VLADIKAVKAZ, Russia – With the 2 1/2-year-old war in Chechnya dragging on, Russian President Vladimir Putin said Tuesday that the fight against terrorism is still a pressing issue for Russians.
The fight against terror "has not lost its meaning," Putin told his Security Council in remarks broadcast on Russian television.
Russian officials insist large-scale fighting is essentially over in the separatist republic and that the rebels are near defeat. But rebels continue to bleed Russian forces daily with ambushes and mine blasts.
Putin, who has tried to shift the focus in Chechnya toward rebuilding the shattered republic, told the Security Council on Tuesday that he wants Russia's Interior Ministry, which oversees police, to play a bigger role.
The Federal Security Service announced last week that one of Russia's leading foes in Chechnya, warlord Omar Ibn al Khattab, had been killed. Khattab, an Arab believed to have ties with Usama bin Laden's Al Qaeda terrorist network, was responsible for some of the rebels' boldest attacks.

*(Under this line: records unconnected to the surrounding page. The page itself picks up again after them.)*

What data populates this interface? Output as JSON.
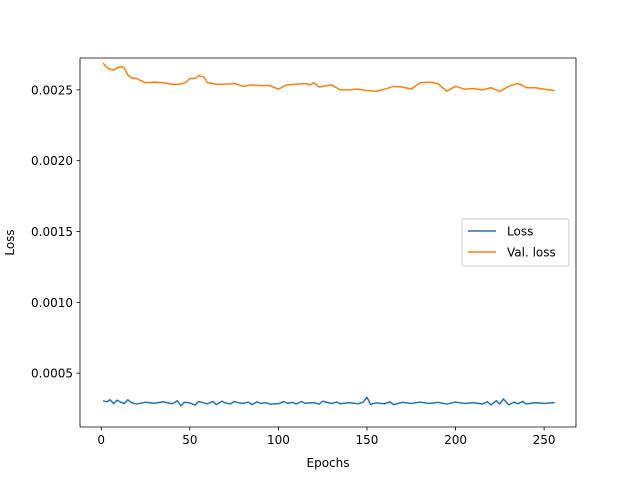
{
  "chart_data": {
    "type": "line",
    "xlabel": "Epochs",
    "ylabel": "Loss",
    "xlim": [
      -12,
      268
    ],
    "ylim": [
      0.00012,
      0.002725
    ],
    "xticks": [
      0,
      50,
      100,
      150,
      200,
      250
    ],
    "xtick_labels": [
      "0",
      "50",
      "100",
      "150",
      "200",
      "250"
    ],
    "yticks": [
      0.0005,
      0.001,
      0.0015,
      0.002,
      0.0025
    ],
    "ytick_labels": [
      "0.0005",
      "0.0010",
      "0.0015",
      "0.0020",
      "0.0025"
    ],
    "legend_placement": "center-right",
    "grid": false,
    "series": [
      {
        "name": "Loss",
        "color": "#1f77b4",
        "x": [
          1,
          3,
          5,
          7,
          9,
          11,
          13,
          15,
          17,
          20,
          25,
          30,
          35,
          40,
          43,
          45,
          47,
          50,
          53,
          55,
          58,
          60,
          63,
          65,
          68,
          70,
          73,
          75,
          78,
          80,
          83,
          85,
          88,
          90,
          93,
          95,
          100,
          103,
          105,
          108,
          110,
          113,
          115,
          120,
          123,
          125,
          130,
          133,
          135,
          140,
          145,
          148,
          150,
          152,
          155,
          160,
          163,
          165,
          170,
          175,
          180,
          185,
          190,
          195,
          200,
          205,
          210,
          215,
          218,
          220,
          223,
          225,
          227,
          230,
          233,
          235,
          238,
          240,
          245,
          250,
          256
        ],
        "y": [
          0.000305,
          0.000298,
          0.000312,
          0.000285,
          0.00031,
          0.000295,
          0.000285,
          0.000312,
          0.000292,
          0.000282,
          0.000295,
          0.000288,
          0.000298,
          0.000284,
          0.000305,
          0.00027,
          0.000295,
          0.00029,
          0.000275,
          0.0003,
          0.00029,
          0.000284,
          0.0003,
          0.000278,
          0.000302,
          0.00029,
          0.000282,
          0.0003,
          0.00029,
          0.000286,
          0.000296,
          0.000278,
          0.000298,
          0.000286,
          0.000292,
          0.000282,
          0.000284,
          0.0003,
          0.000288,
          0.000294,
          0.000282,
          0.0003,
          0.000288,
          0.000292,
          0.000282,
          0.000302,
          0.000286,
          0.000296,
          0.000284,
          0.000292,
          0.000284,
          0.000296,
          0.00033,
          0.00028,
          0.00029,
          0.000284,
          0.000298,
          0.000278,
          0.000294,
          0.000286,
          0.000296,
          0.000286,
          0.000294,
          0.000282,
          0.000296,
          0.000286,
          0.000292,
          0.000282,
          0.000298,
          0.000276,
          0.000306,
          0.000282,
          0.000318,
          0.000276,
          0.000296,
          0.000284,
          0.0003,
          0.000282,
          0.000292,
          0.000286,
          0.000292
        ]
      },
      {
        "name": "Val. loss",
        "color": "#ff7f0e",
        "x": [
          1,
          3,
          5,
          7,
          9,
          11,
          13,
          15,
          17,
          20,
          25,
          30,
          35,
          40,
          45,
          48,
          50,
          53,
          55,
          58,
          60,
          63,
          65,
          70,
          75,
          80,
          85,
          90,
          95,
          100,
          103,
          105,
          110,
          115,
          118,
          120,
          123,
          125,
          130,
          135,
          140,
          145,
          150,
          155,
          160,
          165,
          170,
          175,
          180,
          185,
          190,
          195,
          200,
          205,
          210,
          215,
          220,
          225,
          230,
          235,
          238,
          240,
          245,
          250,
          256
        ],
        "y": [
          0.00269,
          0.00266,
          0.002645,
          0.00264,
          0.002655,
          0.002665,
          0.002655,
          0.002605,
          0.002585,
          0.00258,
          0.00255,
          0.002555,
          0.00255,
          0.00254,
          0.00254,
          0.002555,
          0.00258,
          0.00258,
          0.0026,
          0.00259,
          0.00255,
          0.002545,
          0.00254,
          0.00254,
          0.002545,
          0.002525,
          0.002535,
          0.00253,
          0.00253,
          0.002505,
          0.002525,
          0.002535,
          0.00254,
          0.002545,
          0.002535,
          0.00255,
          0.00252,
          0.002525,
          0.002535,
          0.0025,
          0.0025,
          0.002505,
          0.002495,
          0.00249,
          0.002505,
          0.002525,
          0.00252,
          0.002505,
          0.00255,
          0.002555,
          0.002545,
          0.00249,
          0.002525,
          0.002505,
          0.00251,
          0.0025,
          0.002515,
          0.00249,
          0.002525,
          0.002545,
          0.00253,
          0.002515,
          0.002515,
          0.002505,
          0.002495
        ]
      }
    ]
  }
}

A rebel spokesman initially denied Khattab was killed, but the pan-Arab daily al-Hayat reported Monday, quoting a family member, that Khattab had been buried in Saudi Arabia after being poisoned in Chechnya.
On Tuesday, the chief of Russia's armed forces general staff suggested that Russian troops had killed another leading rebel warlord Shamil Basayev, according to ITAR-Tass news agency.
But reports on Gen. Anatoly Kvashnin's remarks were conflicting, and the Russian Defense Ministry and the Kremlin office on Chechnya refused to comment. Rebel sources could not immediately be reached.
In remarks shown on state-run RTR television later, Kvashnin said only: "As soon as we find evidence, we will say something" about Basayev.
Russian officials have made similar claims in the past that have turned out to be untrue.
Russian troops fought a 1994-96 war in Chechnya but were forced into a humiliating retreat, leaving the region with de facto independence. They returned in 1999 after rebel incursions into neighboring Russian regions and after apartment-house bombings blamed on the rebels killed more than 300 in Russian cities.